十分な時間をかけ、これ以上ないほど「自己暗示」という名の壁を高く積み上げた。……よし、これなら大丈夫だ。今の俺は、あいつをただの「保護対象」としてしか見ていない。そうだ、今までだって森の中でふたりだったんだ。其れが密室でも変わらない。

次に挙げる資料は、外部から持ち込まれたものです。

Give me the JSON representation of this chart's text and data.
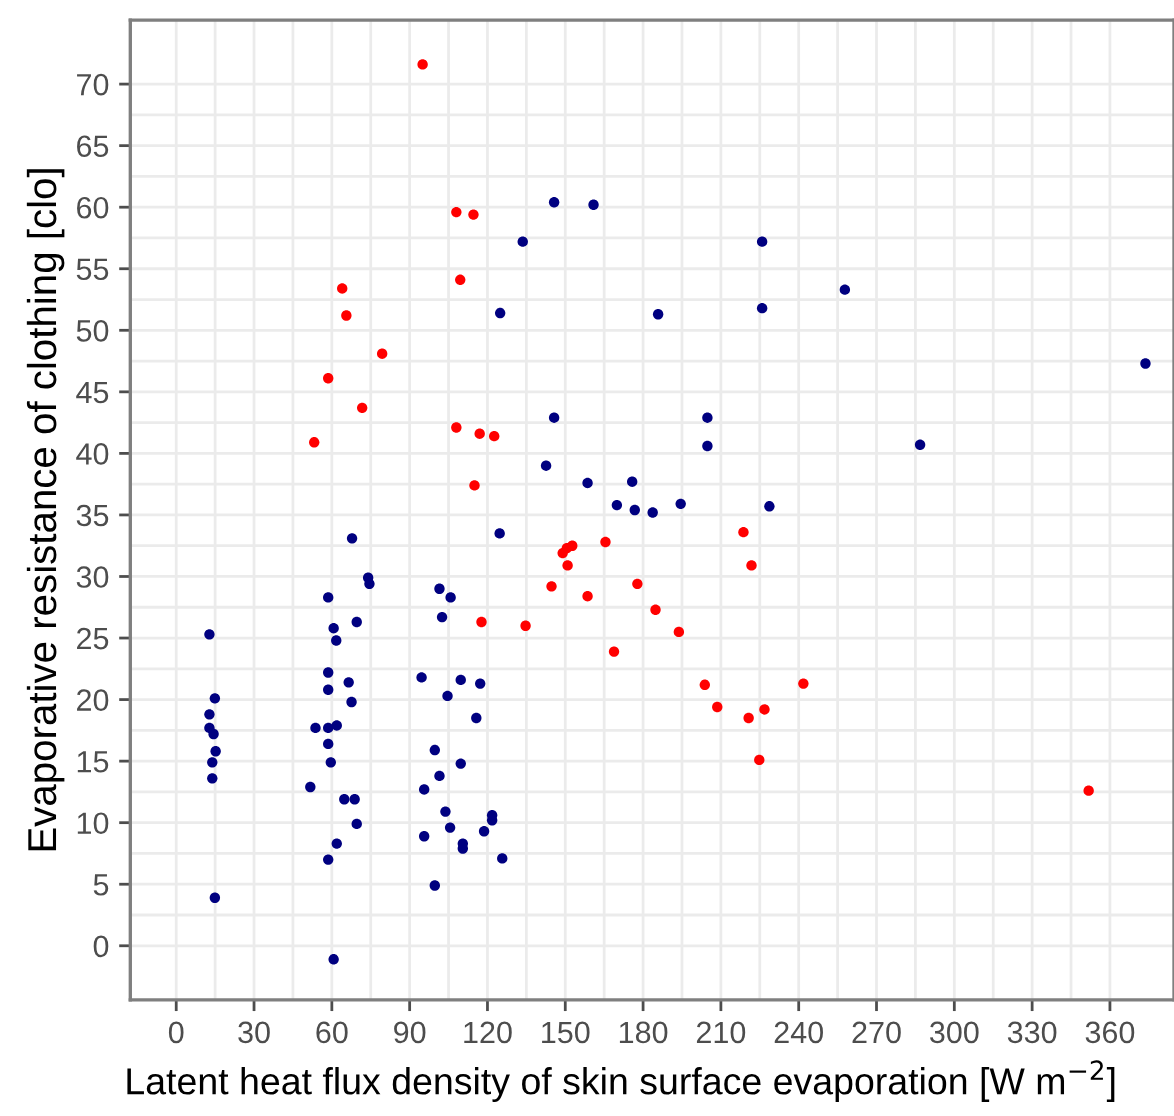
{
  "chart_data": {
    "type": "scatter",
    "xlabel": "Latent heat flux density of skin surface evaporation [W m$^{−2}$]",
    "ylabel": "Evaporative resistance of clothing [clo]",
    "xlim": [
      -17.7,
      384.7
    ],
    "ylim": [
      -4.4,
      75.2
    ],
    "xticks": [
      0,
      30,
      60,
      90,
      120,
      150,
      180,
      210,
      240,
      270,
      300,
      330,
      360
    ],
    "yticks": [
      0,
      5,
      10,
      15,
      20,
      25,
      30,
      35,
      40,
      45,
      50,
      55,
      60,
      65,
      70
    ],
    "grid": true,
    "marker": "circle",
    "legend": false,
    "series": [
      {
        "color": "#ff0000",
        "x": [
          95,
          108,
          114.6,
          109.5,
          64,
          65.6,
          79.4,
          58.6,
          71.7,
          108,
          117,
          122.6,
          53.2,
          115,
          218.7,
          149,
          149.8,
          150.6,
          152.7,
          150.9,
          165.5,
          221.8,
          144.7,
          177.8,
          158.6,
          184.8,
          134.7,
          193.8,
          168.8,
          203.8,
          241.8,
          208.6,
          220.7,
          226.8,
          224.8,
          117.7,
          351.8
        ],
        "values": [
          71.6,
          59.6,
          59.4,
          54.1,
          53.4,
          51.2,
          48.1,
          46.1,
          43.7,
          42.1,
          41.6,
          41.4,
          40.9,
          37.4,
          33.6,
          31.9,
          null,
          32.3,
          32.5,
          30.9,
          32.8,
          30.9,
          29.2,
          29.4,
          28.4,
          27.3,
          26.0,
          25.5,
          23.9,
          21.2,
          21.3,
          19.4,
          18.5,
          19.2,
          15.1,
          26.3,
          12.6
        ]
      },
      {
        "color": "#000080",
        "x": [
          12.8,
          14.9,
          12.8,
          12.8,
          14.4,
          15.2,
          13.9,
          13.9,
          14.9,
          67.8,
          74.0,
          74.5,
          58.6,
          69.6,
          60.7,
          61.7,
          58.6,
          66.5,
          58.6,
          67.6,
          53.7,
          58.6,
          61.9,
          58.6,
          59.6,
          51.7,
          64.8,
          68.8,
          69.6,
          61.9,
          58.6,
          60.7,
          124.7,
          101.5,
          105.8,
          102.5,
          94.6,
          109.7,
          117.2,
          104.6,
          115.7,
          99.7,
          109.7,
          101.5,
          95.6,
          103.8,
          121.8,
          121.8,
          105.6,
          118.7,
          95.6,
          110.5,
          110.5,
          125.7,
          99.7,
          145.7,
          160.9,
          133.6,
          225.9,
          257.8,
          124.9,
          185.8,
          225.9,
          145.7,
          204.8,
          204.8,
          142.6,
          158.6,
          175.8,
          169.9,
          176.8,
          183.7,
          194.5,
          228.7,
          286.8,
          373.7
        ],
        "values": [
          25.3,
          20.1,
          18.8,
          17.7,
          17.2,
          15.8,
          14.9,
          13.6,
          3.9,
          33.1,
          29.9,
          29.4,
          28.3,
          26.3,
          25.8,
          24.8,
          22.2,
          21.4,
          20.8,
          19.8,
          17.7,
          17.7,
          17.9,
          16.4,
          14.9,
          12.9,
          11.9,
          11.9,
          9.9,
          8.3,
          7.0,
          -1.1,
          33.5,
          29.0,
          28.3,
          26.7,
          21.8,
          21.6,
          21.3,
          20.3,
          18.5,
          15.9,
          14.8,
          13.8,
          12.7,
          10.9,
          10.6,
          10.2,
          9.6,
          9.3,
          8.9,
          8.3,
          7.9,
          7.1,
          4.9,
          60.4,
          60.2,
          57.2,
          57.2,
          53.3,
          51.4,
          51.3,
          51.8,
          42.9,
          42.9,
          40.6,
          39.0,
          37.6,
          37.7,
          35.8,
          35.4,
          35.2,
          35.9,
          35.7,
          40.7,
          47.3
        ]
      }
    ]
  }
}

そう確信して、俺は重い腰を上げ、冷たい夜風に当たりながら宿へと戻った。
宿の二階、廊下の突き当たりの部屋。
扉の前で、俺は最後にもう一度深呼吸をした。
「……よし。俺は兄貴だ。……完璧だ」
静かに鍵を開け、狭い部屋へと足を踏み入れる。
部屋は暗く、窓から差し込む青白い月光だけが、二つのベッドの隙間を照らしていた。
だが、その瞬間。俺の積み上げた壁は、音を立てて崩れ去った。
「…………っ」
隣のベッドで、リアが眠っていた。シャツ一枚の姿で丸まっている。
あいつは、俺の「隙を見せるな」という忠告も聞かずに、本当に無防備な顔で寝てやがった。

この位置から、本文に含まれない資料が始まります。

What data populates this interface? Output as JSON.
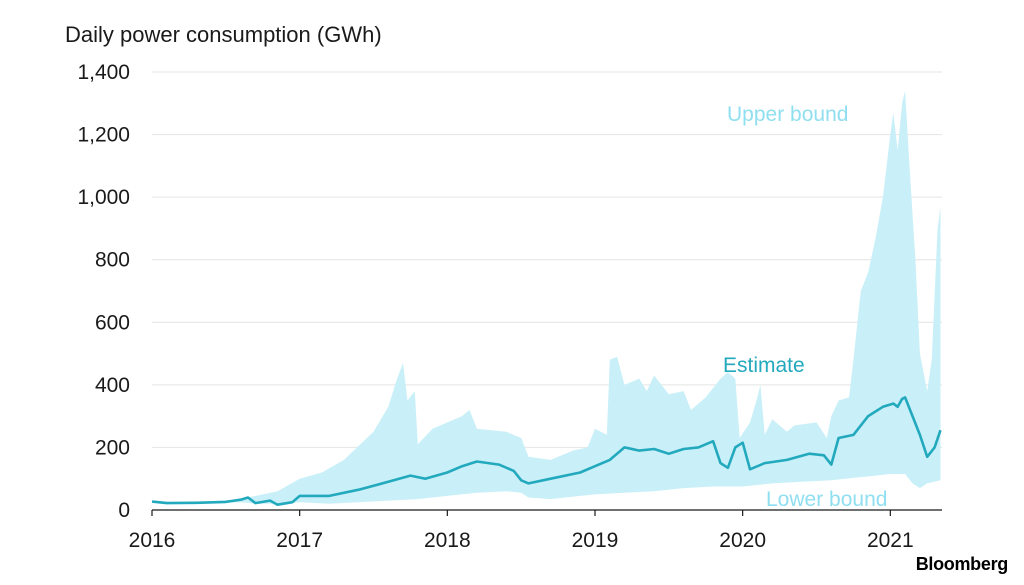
{
  "source_logo": "Bloomberg",
  "chart_data": {
    "type": "area",
    "title": "Daily power consumption (GWh)",
    "xlabel": "",
    "ylabel": "Daily power consumption (GWh)",
    "xlim": [
      2016.0,
      2021.35
    ],
    "ylim": [
      0,
      1400
    ],
    "y_ticks": [
      0,
      200,
      400,
      600,
      800,
      1000,
      1200,
      1400
    ],
    "y_tick_labels": [
      "0",
      "200",
      "400",
      "600",
      "800",
      "1,000",
      "1,200",
      "1,400"
    ],
    "x_ticks": [
      2016,
      2017,
      2018,
      2019,
      2020,
      2021
    ],
    "x_tick_labels": [
      "2016",
      "2017",
      "2018",
      "2019",
      "2020",
      "2021"
    ],
    "grid": true,
    "colors": {
      "band": "#c9f0f8",
      "estimate": "#23a9bd",
      "band_label": "#8fdff0"
    },
    "annotations": {
      "upper": "Upper bound",
      "lower": "Lower bound",
      "estimate": "Estimate"
    },
    "series": [
      {
        "name": "Upper bound",
        "points": [
          [
            2016.0,
            27
          ],
          [
            2016.3,
            24
          ],
          [
            2016.6,
            35
          ],
          [
            2016.7,
            45
          ],
          [
            2016.85,
            60
          ],
          [
            2017.0,
            100
          ],
          [
            2017.15,
            120
          ],
          [
            2017.3,
            160
          ],
          [
            2017.5,
            250
          ],
          [
            2017.6,
            330
          ],
          [
            2017.66,
            420
          ],
          [
            2017.7,
            470
          ],
          [
            2017.73,
            350
          ],
          [
            2017.78,
            380
          ],
          [
            2017.8,
            210
          ],
          [
            2017.9,
            260
          ],
          [
            2018.0,
            280
          ],
          [
            2018.1,
            300
          ],
          [
            2018.15,
            320
          ],
          [
            2018.2,
            260
          ],
          [
            2018.4,
            250
          ],
          [
            2018.5,
            230
          ],
          [
            2018.55,
            170
          ],
          [
            2018.7,
            160
          ],
          [
            2018.85,
            190
          ],
          [
            2018.95,
            200
          ],
          [
            2019.0,
            260
          ],
          [
            2019.08,
            240
          ],
          [
            2019.1,
            480
          ],
          [
            2019.15,
            490
          ],
          [
            2019.2,
            400
          ],
          [
            2019.3,
            420
          ],
          [
            2019.35,
            380
          ],
          [
            2019.4,
            430
          ],
          [
            2019.5,
            370
          ],
          [
            2019.6,
            380
          ],
          [
            2019.65,
            320
          ],
          [
            2019.75,
            360
          ],
          [
            2019.85,
            420
          ],
          [
            2019.9,
            440
          ],
          [
            2019.95,
            420
          ],
          [
            2019.98,
            230
          ],
          [
            2020.05,
            280
          ],
          [
            2020.1,
            360
          ],
          [
            2020.12,
            400
          ],
          [
            2020.15,
            240
          ],
          [
            2020.2,
            290
          ],
          [
            2020.3,
            250
          ],
          [
            2020.35,
            270
          ],
          [
            2020.5,
            280
          ],
          [
            2020.57,
            230
          ],
          [
            2020.6,
            300
          ],
          [
            2020.65,
            350
          ],
          [
            2020.72,
            360
          ],
          [
            2020.75,
            480
          ],
          [
            2020.8,
            700
          ],
          [
            2020.85,
            760
          ],
          [
            2020.9,
            870
          ],
          [
            2020.95,
            1000
          ],
          [
            2021.0,
            1200
          ],
          [
            2021.02,
            1270
          ],
          [
            2021.05,
            1150
          ],
          [
            2021.08,
            1300
          ],
          [
            2021.1,
            1340
          ],
          [
            2021.13,
            1100
          ],
          [
            2021.17,
            800
          ],
          [
            2021.2,
            500
          ],
          [
            2021.25,
            380
          ],
          [
            2021.28,
            480
          ],
          [
            2021.32,
            900
          ],
          [
            2021.34,
            970
          ]
        ]
      },
      {
        "name": "Lower bound",
        "points": [
          [
            2016.0,
            27
          ],
          [
            2016.3,
            20
          ],
          [
            2016.6,
            25
          ],
          [
            2016.7,
            20
          ],
          [
            2016.85,
            20
          ],
          [
            2017.0,
            25
          ],
          [
            2017.2,
            20
          ],
          [
            2017.4,
            25
          ],
          [
            2017.6,
            30
          ],
          [
            2017.8,
            35
          ],
          [
            2018.0,
            45
          ],
          [
            2018.2,
            55
          ],
          [
            2018.4,
            60
          ],
          [
            2018.5,
            55
          ],
          [
            2018.55,
            40
          ],
          [
            2018.7,
            35
          ],
          [
            2018.9,
            45
          ],
          [
            2019.0,
            50
          ],
          [
            2019.2,
            55
          ],
          [
            2019.4,
            60
          ],
          [
            2019.6,
            70
          ],
          [
            2019.8,
            75
          ],
          [
            2020.0,
            75
          ],
          [
            2020.2,
            85
          ],
          [
            2020.4,
            90
          ],
          [
            2020.6,
            95
          ],
          [
            2020.8,
            105
          ],
          [
            2020.9,
            110
          ],
          [
            2021.0,
            115
          ],
          [
            2021.1,
            115
          ],
          [
            2021.15,
            85
          ],
          [
            2021.2,
            70
          ],
          [
            2021.25,
            85
          ],
          [
            2021.34,
            95
          ]
        ]
      },
      {
        "name": "Estimate",
        "points": [
          [
            2016.0,
            27
          ],
          [
            2016.1,
            22
          ],
          [
            2016.3,
            23
          ],
          [
            2016.5,
            26
          ],
          [
            2016.6,
            33
          ],
          [
            2016.65,
            40
          ],
          [
            2016.7,
            22
          ],
          [
            2016.8,
            30
          ],
          [
            2016.85,
            17
          ],
          [
            2016.95,
            25
          ],
          [
            2017.0,
            45
          ],
          [
            2017.2,
            45
          ],
          [
            2017.4,
            65
          ],
          [
            2017.6,
            90
          ],
          [
            2017.75,
            110
          ],
          [
            2017.85,
            100
          ],
          [
            2018.0,
            120
          ],
          [
            2018.1,
            140
          ],
          [
            2018.2,
            155
          ],
          [
            2018.35,
            145
          ],
          [
            2018.45,
            125
          ],
          [
            2018.5,
            95
          ],
          [
            2018.55,
            85
          ],
          [
            2018.7,
            100
          ],
          [
            2018.9,
            120
          ],
          [
            2019.0,
            140
          ],
          [
            2019.1,
            160
          ],
          [
            2019.2,
            200
          ],
          [
            2019.3,
            190
          ],
          [
            2019.4,
            195
          ],
          [
            2019.5,
            180
          ],
          [
            2019.6,
            195
          ],
          [
            2019.7,
            200
          ],
          [
            2019.8,
            220
          ],
          [
            2019.85,
            150
          ],
          [
            2019.9,
            135
          ],
          [
            2019.95,
            200
          ],
          [
            2020.0,
            215
          ],
          [
            2020.05,
            130
          ],
          [
            2020.15,
            150
          ],
          [
            2020.3,
            160
          ],
          [
            2020.45,
            180
          ],
          [
            2020.55,
            175
          ],
          [
            2020.6,
            145
          ],
          [
            2020.65,
            230
          ],
          [
            2020.75,
            240
          ],
          [
            2020.85,
            300
          ],
          [
            2020.95,
            330
          ],
          [
            2021.02,
            340
          ],
          [
            2021.05,
            330
          ],
          [
            2021.08,
            355
          ],
          [
            2021.1,
            360
          ],
          [
            2021.15,
            300
          ],
          [
            2021.2,
            240
          ],
          [
            2021.25,
            170
          ],
          [
            2021.3,
            200
          ],
          [
            2021.34,
            255
          ]
        ]
      }
    ]
  }
}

月光に照らされたリアの寝顔は、昼間よりもずっと、神々しいほどに整って見えた。
少しだけ開いた柔らかな唇。規則正しい静かな寝息。
そして、シャツの襟元から覗く、細くて白い首筋――。
(……なんで、そんなに白いんだよ)
さっきまでの自己暗示が、霧のように消えていく。
「男だ」と脳が叫んでも、視界に入るその姿は、あまりにも可憐で、守らなければならないという本能を通り越して、もっと別の……ドロリとした熱を俺の腹の底に溜めさせていく。

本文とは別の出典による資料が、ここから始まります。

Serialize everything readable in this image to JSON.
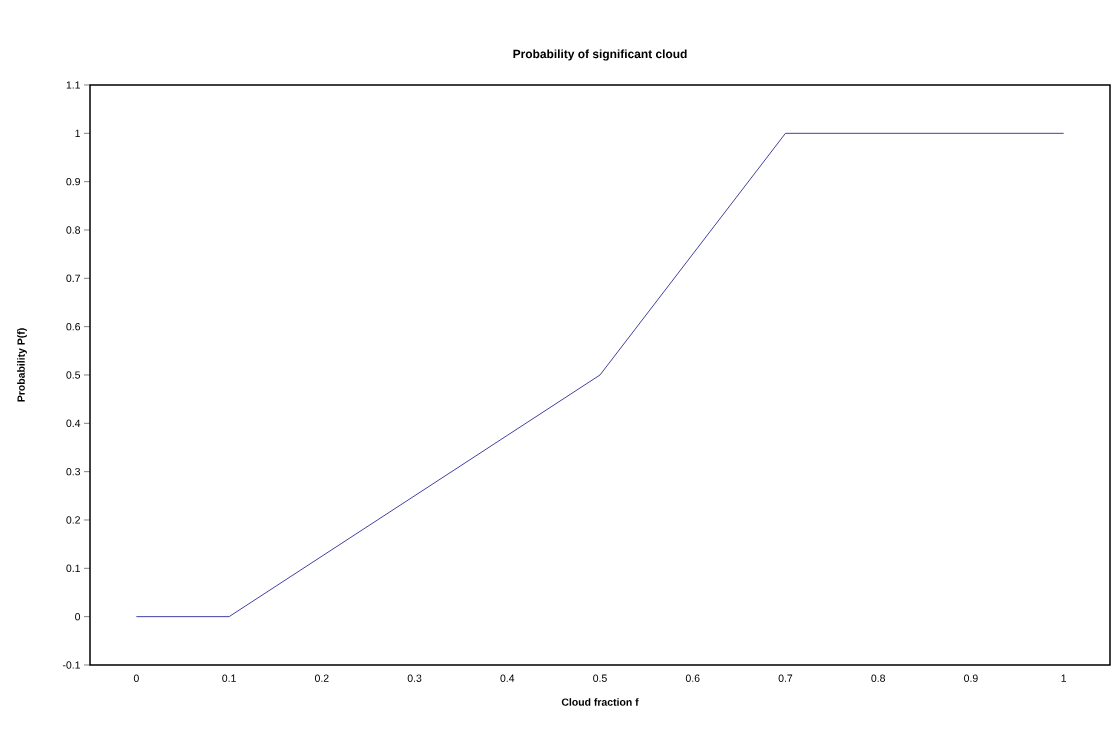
{
  "chart_data": {
    "type": "line",
    "title": "Probability of significant cloud",
    "xlabel": "Cloud fraction f",
    "ylabel": "Probability P(f)",
    "categories": [
      "0",
      "0.1",
      "0.2",
      "0.3",
      "0.4",
      "0.5",
      "0.6",
      "0.7",
      "0.8",
      "0.9",
      "1"
    ],
    "series": [
      {
        "color": "#000080",
        "values": [
          0,
          0,
          0.125,
          0.25,
          0.375,
          0.5,
          0.75,
          1,
          1,
          1,
          1
        ]
      }
    ],
    "ylim": [
      -0.1,
      1.1
    ],
    "yticks": [
      -0.1,
      0,
      0.1,
      0.2,
      0.3,
      0.4,
      0.5,
      0.6,
      0.7,
      0.8,
      0.9,
      1,
      1.1
    ],
    "grid": false
  }
}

(……あんなに細いのか。俺の手なら、簡単に折れちまいそうだ)
俺の大きな、タコだらけの無骨な指先が、無意識にリアの頬へと伸びようとする。
触れたい。
その柔らかな肌に触れて、確かめたい。
こいつが本当に俺と同じ「男」なのか。それとも、俺を狂わせるために現れた何かなのか――。
「…………っぶねぇ……!」
指先がその頬に触れる寸前、俺は自分の右手を、左手で力任せに掴んで引き戻した。
危うく、寝ている弟分に手を出そうとした自分に、猛烈な嫌悪感が込み上げる。
(……何が『完璧』だ! ガナッシュ、お前、救いようのねぇ変態じゃねぇか……!!)
俺は背中を向けるように自分のベッドに倒れ込み、毛布を頭から被った。
狭い部屋のせいで、リアの静かな寝息が、すぐそこで響いている。
あいつの体温と、微かに漂う石鹸の匂いが、逃げ場のない密室を支配している。
「……寝ろ。寝るんだ。……あいつは男だ……。男、男……クソ、なんでこんなにいい匂いがするんだよ……」
呪文を唱える声は、もう自分でも信じられないほど震えていた。
石畳の街の夜。俺にとって、どんな戦場よりも過酷な拷問が、今始まったばかりだった。
【リアの工作ログ】
• 隠密行動:ガナッシュに気づかれず包帯の調達・装着に成功。
• 物理的距離:ベッド間わずか30cm
【ガナッシュの精神ログ】
• 自己暗示成功率:マイナス100%(寝顔を見た瞬間に完敗)
• 心理状態:絶望的な自己嫌悪と、抑えきれない熱の板挟み。
• 今後の懸念:リアが寝ぼけて寝返りを打つだけで、理性が爆発する可能性。